Pakistanis are increasingly acknowledging that the war on terror is a war within, a war for us to fight, and a war that we might yet lose. Recent terrorist attacks have targeted Pakistanis on Pakistani soil, and with each assault, death tolls rise, the numbers of wounded soar, and the arbitrariness of the targets overwhelms. In Manawan, 13 were killed in an assault on a police academy. In Jamrud, a suicide bombing during Friday prayers killed 70 people and left 125 injured. In Dera Ismail Khan, an attack on a funeral procession killed 32 and left over 145 people injured. In Islamabad, what should have been the safest spot in the heart of the city — the barracks of the Diplomatic Protection Department — was targeted by a suicide bomber who left eight people dead. And in Chakwal, a formerly peaceful Punjabi district, a suicide attack at a Shia mosque killed 26 people and injured dozens — stoking sectarian tensions where previously there were none.

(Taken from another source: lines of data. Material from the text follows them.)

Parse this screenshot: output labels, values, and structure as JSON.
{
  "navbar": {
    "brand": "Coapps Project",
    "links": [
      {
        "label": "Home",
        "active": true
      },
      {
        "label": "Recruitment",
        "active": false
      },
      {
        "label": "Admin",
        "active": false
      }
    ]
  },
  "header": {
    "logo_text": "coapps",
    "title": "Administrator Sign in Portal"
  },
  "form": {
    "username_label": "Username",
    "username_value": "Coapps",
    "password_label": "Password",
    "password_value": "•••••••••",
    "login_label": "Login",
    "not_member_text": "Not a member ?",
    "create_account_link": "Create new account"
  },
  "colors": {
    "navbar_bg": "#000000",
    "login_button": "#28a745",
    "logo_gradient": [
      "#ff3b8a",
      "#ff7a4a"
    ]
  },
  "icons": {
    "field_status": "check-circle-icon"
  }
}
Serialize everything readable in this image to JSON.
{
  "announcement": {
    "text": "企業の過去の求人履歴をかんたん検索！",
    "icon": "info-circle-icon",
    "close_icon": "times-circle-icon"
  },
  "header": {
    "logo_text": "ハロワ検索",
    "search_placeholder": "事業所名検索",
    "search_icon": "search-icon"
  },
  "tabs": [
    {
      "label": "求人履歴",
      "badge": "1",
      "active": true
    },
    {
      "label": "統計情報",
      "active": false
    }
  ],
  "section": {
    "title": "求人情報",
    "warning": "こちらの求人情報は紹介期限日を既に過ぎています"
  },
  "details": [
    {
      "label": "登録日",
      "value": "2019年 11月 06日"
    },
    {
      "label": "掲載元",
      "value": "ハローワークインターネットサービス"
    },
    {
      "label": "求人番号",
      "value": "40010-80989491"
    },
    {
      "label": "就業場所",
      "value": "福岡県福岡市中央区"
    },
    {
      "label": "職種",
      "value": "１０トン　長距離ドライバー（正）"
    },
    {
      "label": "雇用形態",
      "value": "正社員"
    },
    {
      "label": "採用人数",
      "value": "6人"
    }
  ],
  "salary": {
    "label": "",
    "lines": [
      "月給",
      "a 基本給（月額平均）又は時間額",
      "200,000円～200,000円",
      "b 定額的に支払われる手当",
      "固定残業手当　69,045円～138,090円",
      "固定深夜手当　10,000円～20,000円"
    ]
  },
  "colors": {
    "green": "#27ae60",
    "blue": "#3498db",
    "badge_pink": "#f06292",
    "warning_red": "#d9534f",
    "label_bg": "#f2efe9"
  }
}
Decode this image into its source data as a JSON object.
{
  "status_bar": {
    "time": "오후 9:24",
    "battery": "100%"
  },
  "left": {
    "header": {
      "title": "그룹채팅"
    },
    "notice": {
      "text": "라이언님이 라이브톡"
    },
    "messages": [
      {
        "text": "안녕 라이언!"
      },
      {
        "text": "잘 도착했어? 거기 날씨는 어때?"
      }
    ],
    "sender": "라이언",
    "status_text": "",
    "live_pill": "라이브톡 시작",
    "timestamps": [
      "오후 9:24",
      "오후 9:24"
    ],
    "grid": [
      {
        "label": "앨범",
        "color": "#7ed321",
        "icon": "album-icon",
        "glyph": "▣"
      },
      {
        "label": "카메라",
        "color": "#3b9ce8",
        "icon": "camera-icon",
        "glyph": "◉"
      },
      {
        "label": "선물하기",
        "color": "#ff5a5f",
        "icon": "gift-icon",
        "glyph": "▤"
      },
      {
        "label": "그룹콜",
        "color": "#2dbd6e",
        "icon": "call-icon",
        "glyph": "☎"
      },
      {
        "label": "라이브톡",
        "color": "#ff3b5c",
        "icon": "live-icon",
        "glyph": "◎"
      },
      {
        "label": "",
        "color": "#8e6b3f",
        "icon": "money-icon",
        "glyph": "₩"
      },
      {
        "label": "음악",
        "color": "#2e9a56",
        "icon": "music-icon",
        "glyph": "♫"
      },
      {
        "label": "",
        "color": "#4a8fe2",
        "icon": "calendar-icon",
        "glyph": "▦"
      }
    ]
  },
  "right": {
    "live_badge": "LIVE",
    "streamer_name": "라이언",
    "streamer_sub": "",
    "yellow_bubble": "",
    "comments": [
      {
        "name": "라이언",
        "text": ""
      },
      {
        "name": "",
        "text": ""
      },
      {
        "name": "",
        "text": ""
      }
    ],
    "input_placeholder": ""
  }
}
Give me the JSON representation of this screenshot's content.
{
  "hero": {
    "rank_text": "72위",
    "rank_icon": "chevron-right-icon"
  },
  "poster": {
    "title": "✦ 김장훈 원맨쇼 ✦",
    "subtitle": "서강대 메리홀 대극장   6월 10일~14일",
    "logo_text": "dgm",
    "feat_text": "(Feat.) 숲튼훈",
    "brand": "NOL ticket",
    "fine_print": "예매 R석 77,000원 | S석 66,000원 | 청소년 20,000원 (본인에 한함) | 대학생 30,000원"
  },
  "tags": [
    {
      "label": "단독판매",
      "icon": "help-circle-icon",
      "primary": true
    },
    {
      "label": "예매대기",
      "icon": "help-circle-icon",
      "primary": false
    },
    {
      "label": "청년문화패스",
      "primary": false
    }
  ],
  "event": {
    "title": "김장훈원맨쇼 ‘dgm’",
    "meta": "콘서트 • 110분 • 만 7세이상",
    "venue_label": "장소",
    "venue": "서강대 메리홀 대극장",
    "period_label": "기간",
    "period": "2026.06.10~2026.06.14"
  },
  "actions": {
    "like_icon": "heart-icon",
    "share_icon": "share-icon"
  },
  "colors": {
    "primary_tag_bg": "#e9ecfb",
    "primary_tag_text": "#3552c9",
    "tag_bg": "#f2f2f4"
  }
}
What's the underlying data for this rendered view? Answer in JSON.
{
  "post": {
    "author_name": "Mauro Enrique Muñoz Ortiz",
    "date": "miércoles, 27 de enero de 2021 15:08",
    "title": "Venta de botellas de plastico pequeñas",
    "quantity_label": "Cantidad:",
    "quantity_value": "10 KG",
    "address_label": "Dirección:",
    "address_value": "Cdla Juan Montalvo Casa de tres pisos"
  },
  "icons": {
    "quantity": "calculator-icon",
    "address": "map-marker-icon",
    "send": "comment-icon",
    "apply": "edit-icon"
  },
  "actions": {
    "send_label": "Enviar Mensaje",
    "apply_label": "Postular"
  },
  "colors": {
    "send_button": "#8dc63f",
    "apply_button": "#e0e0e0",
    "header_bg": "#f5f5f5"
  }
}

Not surprisingly, national morale is sinking by the day. When Pakistanis see Muslims at prayer and families in mourning being slaughtered by the dozen and wake up to realise that their protectors cannot protect themselves, how could it not? But let’s be honest: in trying times, people have the uncanny ability to become desensitised, and a fine line between intellectual anxiety and personal despair is somehow maintained. The Pakistani Taliban’s promise of two suicide attacks a week until drone attacks in the tribal areas cease has forced many to grit their teeth and reconfigure lives lost as collateral damage. Death tolls, after all, can be reduced to impersonal statistics.